In the 1970s, the first generation of hackers emerged in university computer-science departments. They lived and worked in the Bay area as industry engineers and hobbyists, surrounded counter-cultural activities and institutions. The emerging computing culture was influenced with counter-culture concepts of information sharing, individual empowerment, and collective growth; which resulted in the second generation of hackers who invented and manufactured the PC. These nonacademic hackers were hardcore counter-culture types — like Steve Jobs.
At about the same time, a motley collection of students and programmers were busy connecting their host computers to IMPs i.e. slowly developing ARPANET. The participation of this many undergraduates doing it on a part-time basis while they completed their computer science programmes, created a distinctive and somewhat anarchic culture in the network community. This culture was as strong as the computer-amateur culture of the PC industry in the 1970s; but unlike the PC world, this culture was more persistent, and it accounted for the unstructured and anarchic state of the early Internet.
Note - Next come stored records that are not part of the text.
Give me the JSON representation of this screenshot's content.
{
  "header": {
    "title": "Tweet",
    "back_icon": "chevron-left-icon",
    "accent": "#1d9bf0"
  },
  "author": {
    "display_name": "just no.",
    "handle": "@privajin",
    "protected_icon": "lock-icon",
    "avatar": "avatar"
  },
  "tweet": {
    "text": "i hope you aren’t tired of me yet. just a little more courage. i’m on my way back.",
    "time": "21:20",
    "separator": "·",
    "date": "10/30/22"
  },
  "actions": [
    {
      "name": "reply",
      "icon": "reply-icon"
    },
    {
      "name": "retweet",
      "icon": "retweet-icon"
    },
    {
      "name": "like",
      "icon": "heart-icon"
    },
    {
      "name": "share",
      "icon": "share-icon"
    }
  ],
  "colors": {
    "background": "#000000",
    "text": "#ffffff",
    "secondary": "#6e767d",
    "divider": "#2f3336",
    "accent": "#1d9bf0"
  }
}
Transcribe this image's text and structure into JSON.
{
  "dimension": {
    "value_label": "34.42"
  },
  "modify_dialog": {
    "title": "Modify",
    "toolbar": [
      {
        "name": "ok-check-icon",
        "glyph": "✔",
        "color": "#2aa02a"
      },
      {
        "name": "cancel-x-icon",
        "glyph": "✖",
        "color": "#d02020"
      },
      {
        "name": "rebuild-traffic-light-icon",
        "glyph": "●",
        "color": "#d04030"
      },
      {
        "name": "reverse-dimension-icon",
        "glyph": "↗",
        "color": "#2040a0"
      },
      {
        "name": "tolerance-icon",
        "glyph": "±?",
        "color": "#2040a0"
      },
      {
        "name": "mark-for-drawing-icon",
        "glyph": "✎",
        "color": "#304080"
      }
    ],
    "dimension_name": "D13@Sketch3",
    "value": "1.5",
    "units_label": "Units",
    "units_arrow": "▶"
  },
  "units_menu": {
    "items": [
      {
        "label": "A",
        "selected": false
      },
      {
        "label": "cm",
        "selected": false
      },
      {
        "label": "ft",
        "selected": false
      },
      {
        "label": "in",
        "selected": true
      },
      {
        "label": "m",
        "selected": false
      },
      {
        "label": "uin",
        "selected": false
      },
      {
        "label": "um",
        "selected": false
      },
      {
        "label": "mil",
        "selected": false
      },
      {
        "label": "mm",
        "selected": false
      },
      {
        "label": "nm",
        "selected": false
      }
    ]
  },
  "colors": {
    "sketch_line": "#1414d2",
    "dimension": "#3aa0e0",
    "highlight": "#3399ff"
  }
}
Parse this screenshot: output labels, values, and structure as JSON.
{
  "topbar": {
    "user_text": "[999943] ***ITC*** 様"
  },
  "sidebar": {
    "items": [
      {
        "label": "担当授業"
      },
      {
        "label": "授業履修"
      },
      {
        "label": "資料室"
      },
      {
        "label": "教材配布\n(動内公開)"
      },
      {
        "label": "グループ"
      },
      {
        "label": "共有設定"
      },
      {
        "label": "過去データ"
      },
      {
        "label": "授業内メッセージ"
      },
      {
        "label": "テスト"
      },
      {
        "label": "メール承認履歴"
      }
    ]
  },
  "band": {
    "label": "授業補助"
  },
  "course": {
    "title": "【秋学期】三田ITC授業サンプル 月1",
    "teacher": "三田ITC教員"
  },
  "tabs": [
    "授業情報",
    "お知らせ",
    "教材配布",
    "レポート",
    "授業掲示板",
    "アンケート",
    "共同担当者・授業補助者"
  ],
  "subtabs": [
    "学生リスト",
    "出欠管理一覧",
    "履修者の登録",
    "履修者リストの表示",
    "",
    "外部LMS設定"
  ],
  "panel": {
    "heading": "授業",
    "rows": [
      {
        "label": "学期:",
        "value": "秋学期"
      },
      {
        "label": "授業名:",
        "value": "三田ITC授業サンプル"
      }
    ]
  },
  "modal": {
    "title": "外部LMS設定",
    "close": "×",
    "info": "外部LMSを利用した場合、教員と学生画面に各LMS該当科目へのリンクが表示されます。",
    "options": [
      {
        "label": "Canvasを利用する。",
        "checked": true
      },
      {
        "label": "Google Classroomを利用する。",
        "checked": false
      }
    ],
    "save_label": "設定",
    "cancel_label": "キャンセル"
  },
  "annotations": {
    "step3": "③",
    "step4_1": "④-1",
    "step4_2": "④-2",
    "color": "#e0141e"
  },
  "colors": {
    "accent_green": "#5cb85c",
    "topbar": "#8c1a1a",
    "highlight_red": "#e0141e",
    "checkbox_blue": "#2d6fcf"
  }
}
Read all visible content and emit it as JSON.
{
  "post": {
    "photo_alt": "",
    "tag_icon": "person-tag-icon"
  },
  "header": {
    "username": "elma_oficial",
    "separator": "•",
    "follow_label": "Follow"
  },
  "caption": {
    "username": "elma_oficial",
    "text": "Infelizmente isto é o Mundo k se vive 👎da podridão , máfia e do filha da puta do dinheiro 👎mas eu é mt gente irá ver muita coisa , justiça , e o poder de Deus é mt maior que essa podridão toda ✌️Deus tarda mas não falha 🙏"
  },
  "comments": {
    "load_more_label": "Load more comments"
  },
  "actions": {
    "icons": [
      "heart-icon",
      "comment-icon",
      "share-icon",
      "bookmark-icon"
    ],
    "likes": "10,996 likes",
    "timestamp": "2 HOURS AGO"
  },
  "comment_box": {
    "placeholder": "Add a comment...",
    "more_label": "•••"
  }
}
By the 1980s, almost anyone could get onto a machine of their own or through a public terminal like at a library, courtesy of the PC / “machine liberation” revolution of the 1970s, and use the application, education and entertainment programs created by the third generation of hackers. They could also access the Internet, where besides the many consumer networks like MSN and AOL, there were FTP repositories for “anonymous” users, web sites, etc; all controlled by it’s users, not corporations. The Internet, built with its informal, decentralised structure, could not be claimed by any one commercial entity.
“If we can get to the point where anyone who gets out of high school alive has used computers on the Net … When access to information is as ubiquitous as access to the phone system, all Hell will break loose. Bet on it.”
— Steve Welch
Peter Mattis, one of the creators of GIMP, who came to Unix from the Apple Macintosh, and is representative of a new generation of hackers who took rock-solid post-mainframe computing architecture stability and basic operating systems for granted, to demand more. By the 1990s, a fourth generation of hackers have created myriad computer bulletin boards and a non-hierarchical linking system called Usenet.
“Ask not what your country can do for you. Do it yourself.”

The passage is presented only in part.